Aller au contenu

Page:Revue des Deux Mondes - 1898 - tome 145.djvu/708

La bibliothèque libre.
Le texte de cette page a été corrigé et est conforme au fac-similé.

Le Passé, de M. de Porto-Riche, est une comédie que l’on devine supérieure à ce qu’elle paraît et qui, à cause de cela, n’est pas très facile à juger. Cette comédie, si distinguée, est la plus brillante démonstration de cet axiome si banal : Ne quid nimis. On dirait que l’auteur s’est congestionné dessus et que, n’y trouvant jamais assez de traits d’esprit, ni de traits d’observation, ni de traits de passion, il « en a remis » tous les jours pendant des années. La disproportion y est énorme entre la matière et le développement. C’est, à ce qu’il me semble, la première cause de ce que le succès a eu d’hésitant.

Le sujet est simple ; plus simple et plus court que celui de la Visite de noces, qui n’a qu’un acte et qui y tient à l’aise. — Dominique Brienne, restée veuve à vingt-cinq ans, a eu pour amant François Prieur, un « homme à femmes », ou plutôt « l’homme à femmes », car il n’a point d’autre trait distinctif. Lâchement abandonnée, elle s’est consolée en faisant de la sculpture et a conquis son indépendance. Elle méprise l’homme décevant et faux par qui elle souffrit tant ; sa caractéristique, à elle, c’est la loyauté, une intransigeante horreur du mensonge.

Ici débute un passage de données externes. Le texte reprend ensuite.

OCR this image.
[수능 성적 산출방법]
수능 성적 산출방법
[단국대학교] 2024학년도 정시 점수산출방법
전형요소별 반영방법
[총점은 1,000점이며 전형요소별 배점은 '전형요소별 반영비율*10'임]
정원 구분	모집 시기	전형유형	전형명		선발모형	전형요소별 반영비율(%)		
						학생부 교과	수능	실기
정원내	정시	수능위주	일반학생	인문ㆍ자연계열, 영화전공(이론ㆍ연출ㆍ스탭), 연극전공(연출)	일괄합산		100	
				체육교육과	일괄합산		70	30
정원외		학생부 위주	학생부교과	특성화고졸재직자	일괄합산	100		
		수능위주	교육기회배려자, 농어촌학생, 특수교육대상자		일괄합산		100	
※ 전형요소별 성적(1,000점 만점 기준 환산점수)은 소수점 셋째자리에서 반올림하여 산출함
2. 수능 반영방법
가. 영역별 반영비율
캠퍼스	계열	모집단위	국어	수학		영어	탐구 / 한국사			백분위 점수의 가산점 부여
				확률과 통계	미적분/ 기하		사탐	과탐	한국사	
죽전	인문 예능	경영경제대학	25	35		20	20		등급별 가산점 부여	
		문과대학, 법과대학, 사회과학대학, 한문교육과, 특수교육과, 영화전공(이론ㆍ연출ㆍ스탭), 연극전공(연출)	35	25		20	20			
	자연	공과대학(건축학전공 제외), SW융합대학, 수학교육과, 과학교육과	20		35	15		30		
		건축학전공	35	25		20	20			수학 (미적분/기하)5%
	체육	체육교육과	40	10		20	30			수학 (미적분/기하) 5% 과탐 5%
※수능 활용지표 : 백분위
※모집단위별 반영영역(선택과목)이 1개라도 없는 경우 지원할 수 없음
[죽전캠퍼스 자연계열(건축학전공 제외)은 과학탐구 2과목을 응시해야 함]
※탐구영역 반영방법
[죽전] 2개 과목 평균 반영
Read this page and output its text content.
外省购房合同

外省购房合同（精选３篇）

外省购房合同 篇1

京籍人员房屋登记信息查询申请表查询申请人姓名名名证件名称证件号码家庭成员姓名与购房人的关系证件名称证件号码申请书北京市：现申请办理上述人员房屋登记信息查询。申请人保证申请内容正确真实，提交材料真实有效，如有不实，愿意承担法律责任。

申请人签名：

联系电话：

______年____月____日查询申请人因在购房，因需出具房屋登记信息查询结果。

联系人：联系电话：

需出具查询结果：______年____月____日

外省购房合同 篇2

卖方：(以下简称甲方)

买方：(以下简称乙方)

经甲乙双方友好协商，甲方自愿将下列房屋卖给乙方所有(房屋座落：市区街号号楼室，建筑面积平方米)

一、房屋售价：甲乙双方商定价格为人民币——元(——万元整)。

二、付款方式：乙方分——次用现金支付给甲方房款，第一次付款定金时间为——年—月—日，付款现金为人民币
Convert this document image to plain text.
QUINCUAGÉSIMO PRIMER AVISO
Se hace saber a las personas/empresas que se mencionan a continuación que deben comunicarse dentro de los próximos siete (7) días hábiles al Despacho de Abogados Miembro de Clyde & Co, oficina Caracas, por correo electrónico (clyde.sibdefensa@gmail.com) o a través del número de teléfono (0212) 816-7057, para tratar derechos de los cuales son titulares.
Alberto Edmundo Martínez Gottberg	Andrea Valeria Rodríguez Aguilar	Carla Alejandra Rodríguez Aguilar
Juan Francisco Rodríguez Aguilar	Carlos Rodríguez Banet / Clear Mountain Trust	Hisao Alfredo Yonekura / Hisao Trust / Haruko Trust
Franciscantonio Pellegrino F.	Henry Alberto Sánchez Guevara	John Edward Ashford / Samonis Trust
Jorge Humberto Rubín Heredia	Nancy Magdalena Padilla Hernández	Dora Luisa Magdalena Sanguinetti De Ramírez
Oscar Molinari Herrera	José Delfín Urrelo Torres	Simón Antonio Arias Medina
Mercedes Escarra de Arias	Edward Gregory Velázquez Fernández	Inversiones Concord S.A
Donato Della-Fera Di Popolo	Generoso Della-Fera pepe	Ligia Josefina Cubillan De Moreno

Elle a maintenant trente-huit ans et se croit « sauvée ». À ce moment (fin du second acte) elle se retrouve en présence de François. Elle est profondément troublée et découvre avec épouvante qu’elle l’aime encore.

Toute la question est donc de savoir si elle retombera, ou non, aux mains de son ancien amant ; si elle se laissera ressaisir par son passé ou si elle s’en évadera. Sa situation morale comporte deux sentimens : le désir de céder et la terreur de ce qui adviendra d’elle si elle cède. Ces deux sentimens sont alternativement exprimés dans quatre scènes, — dont deux extrêmement longues, — et qui ont ceci de singulier, que chaque « réplique » y est précise et brève et que l’ensemble en paraît redondant et prolixe. — Dans la première de ces quatre scènes, Dominique est émue, puis se reprend ; dans la deuxième, elle sent qu’elle va faiblir, mais résiste de nouveau parce qu’elle se ressouvient ; dans la troisième, elle se laisse aller ; dans la quatrième, ayant su qu’il continue à lui mentir, elle essaye encore de résister, puis s’abandonne encore, puis se reprend définitivement, sur un dernier mensonge par trop effronté de François. — La même scène recommence ainsi, chaque fois plus montée de ton, j’en conviens, et suivant un crescendo du désir de Dominique, et de son angoisse, et de ce qu’elle a à pardonner : mais enfin c’est bien la même scène, toujours. Et notez que, dans les intervalles, cette scène, déjà si ressassée, se répète encore, par surcroît, sous forme de confidences à des personnages accessoires.